Service Launch Checklist and ORR

4 min readJun 25, 2021

Introduction

In addition to the development work, launching any service application/website will require serious consideration on security, scalability, stability, operation, and maintenance. The public-facing services put even higher standards on those requirements. Learned from my years of experience launching services within Amazon, I found it is quite useful to use a checklist during the product planning phase and sign off the list during the launch process. AWS is notorious for its DevOps culture and the 24/7 on-call practice. The benefit of operational excellence is apparent, to provide highly available, highly secure, highly efficient service experiences to customers. Many lessons and post-mortem have been learned from years of failure or mistakes. Nowadays, any AWS team launching a new service needs to go through an “ORR” (Operational Readiness Review) process with principal engineers to ensure a smooth launch and the team be operationally ready.

In Harmony, even though we are focusing on the development of the core protocol of the public blockchain, we still need to provide and maintain numerous service infrastructures to serve users and dApps before the community can fully take over them. Those services include, and not limited to the blockchain explorer, staking dashboard, horizon bridge, and so on.

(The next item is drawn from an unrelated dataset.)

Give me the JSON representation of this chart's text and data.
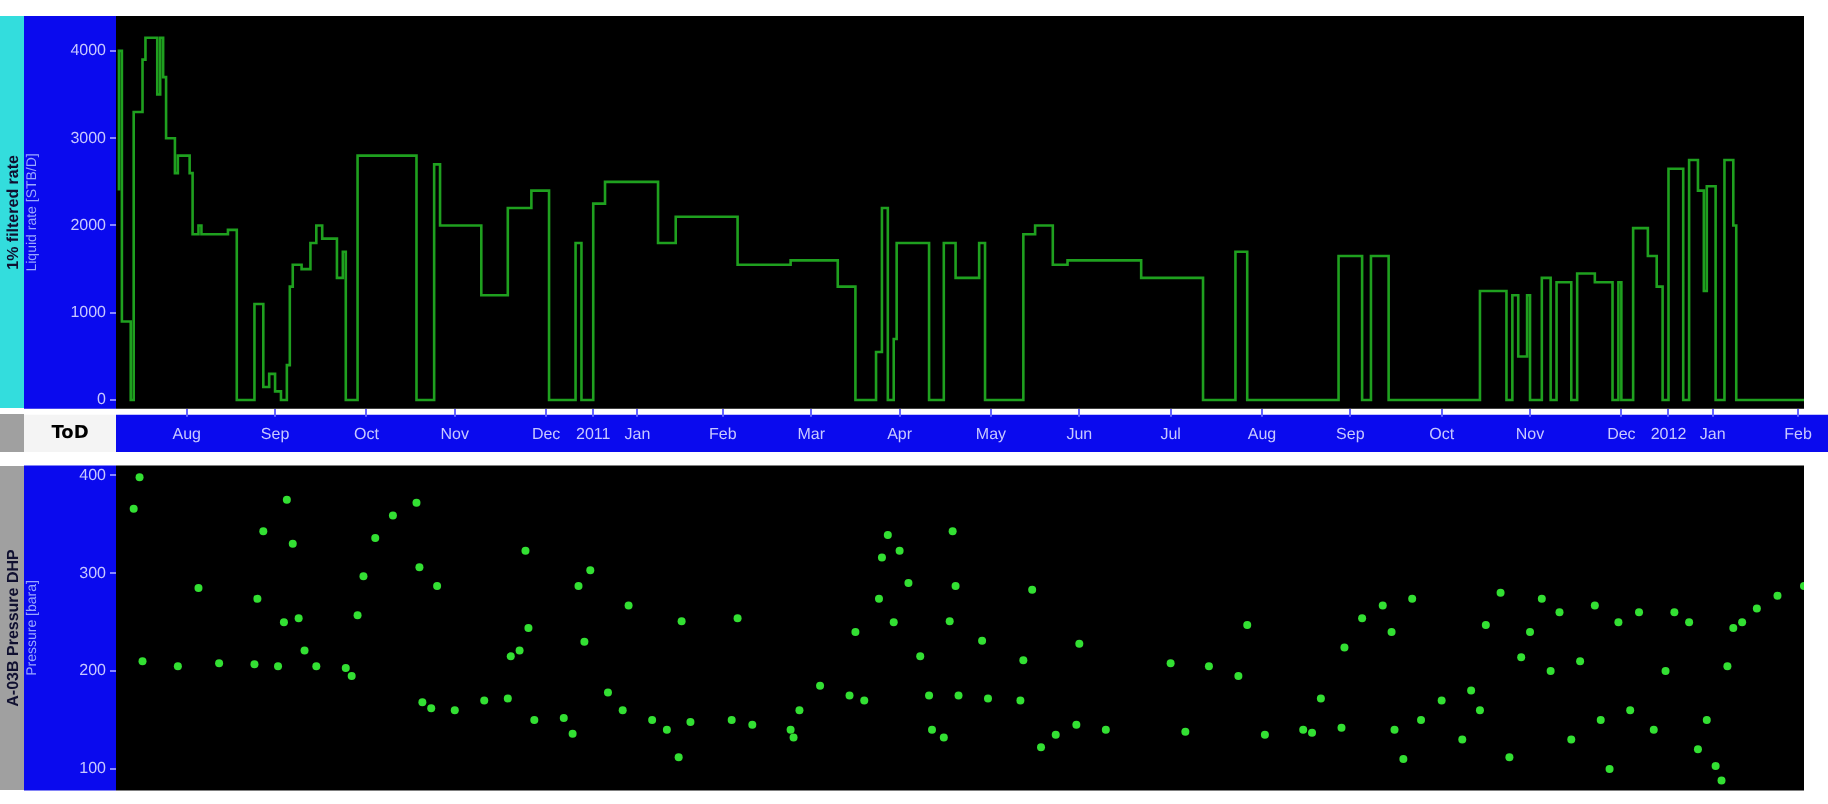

In this post, we’d like to share the launch checklist and best practices we followed to ensure the security, scalability, and operational excellence of those services. In short, this is an internal process document for planning and product launch. It consists of a launch checklist and a list for operational readiness review.

Any feedback or comments are welcome.

Launch checklist

Launch checklist mainly focuses on source code security, network security, and compute security.

code security check

source code security check is the first step to follow during the development stage.

audit

service source code internal audit, nil pointer, crash handling, memory leakage, etc
service source code external audit with a security audit report
smart-contract audit, both internal and external

dependency

dependency security check, dependency package library update

credentials

security credential handling, KMS support on private keys
no plaintext of any credentials, strong encryption algorithm on the passcode
do not check-in any credentials into GitHub (using gitguardian monitor)
trusted setup, use different credential on a different account to avoid massive leakage

network security check

network security assumes AWS is being used to set up the service. For other cloud providers, please use a similar service.

load balancer

load balancer ELB setup on the backend
SSL certificate auto-renewal
DDoS protection on the load balancer, such as WAF

frontend

host static frontend files on netlify/IPFS/S3

KMS

KMS setup to manage credentials

backend

security group hardening for backend servers
whitelisted SSH access of backend servers to jump host only
expose service port to trusted network only

compute security

compute security is applicable to the VPS used to host the service.

image

up to date LTS OS image and security package updated
cronjob set up for regular security package update
updated docker base image

VPS

sufficient machine spec for the service
cloudwatch monitoring on the load of the VPS
user account protection, use separate accounts on testing/production environments

scalability consideration

Service request projection

product owner shall project the scale upcoming request
projected number of request per day

Load balancer setup

dedicated endpoint for the backend

Scale-up plan

how to monitor the scalability requirement of the service
the plan to get ready for the scale-up issue
mock-up stress test on the services

Operational Readiness Review (ORR)

ORR is used to make sure the service launched with operational excellence in mind. The effort spent on ORR will reduce the further operational loads of the team and provide better service to end-users.

deployment

automation

use ansible to deploy the service
auto remove any credentials from the remote host after deployment
use systemd to launch service to avoid service interruption

docker

docker deployment with docker hub setup using team account
docker build / image / process automation

database

database setup and security rule setup with write permission restriction
database backup rules
no leakage of the service account in Github

vault

ansible-vault setup to protect credential files
encrypt all credentials and config files
private repo set up to save the encrypted files

infura

infura project ID protection
check if high limit account setup is needed for frontend
use different infura project ID for different services

CI/CD

continuous integration/deployment
canary: setup an automated testnet deployment using testnet docker image

release

release test
release tag/sign-off process
release canary

Github integration

Travis build and automated test
integration with GitHub release action

monitoring

paging

uptimerobot monitoring setup
pagerduty integration
on-call rotation setup

service availability

monitor the availability of the service
monitor the availability of the frontend
monitor the availability of the backend

account balance

monitor service account balance on any blockchain
pagerduty integration for account balance checking

dashboard

use Grafana dashboard to monitor services
install node_exporter to monitor system resources
export Prometheus metrics from the service

operation and maintenance

runbook

where is the runbook?
who will update the runbook regularly?

end-user support

support email account setup
discord/telegram support channel setup
published usage FAQ
pop-up or inline help on the frontend

restart process

how to restart the front end?
how to restart the backend?

rollback/revert process

rollback/revert criteria
what is the rollback/revert process?
two person rule on critical rollback

emergency plan

how to pause the service in case of a security breach?
how to take down the backend?
contingency script to increase the threshold

refund process

what is the manual refund process?
what are the refund criteria?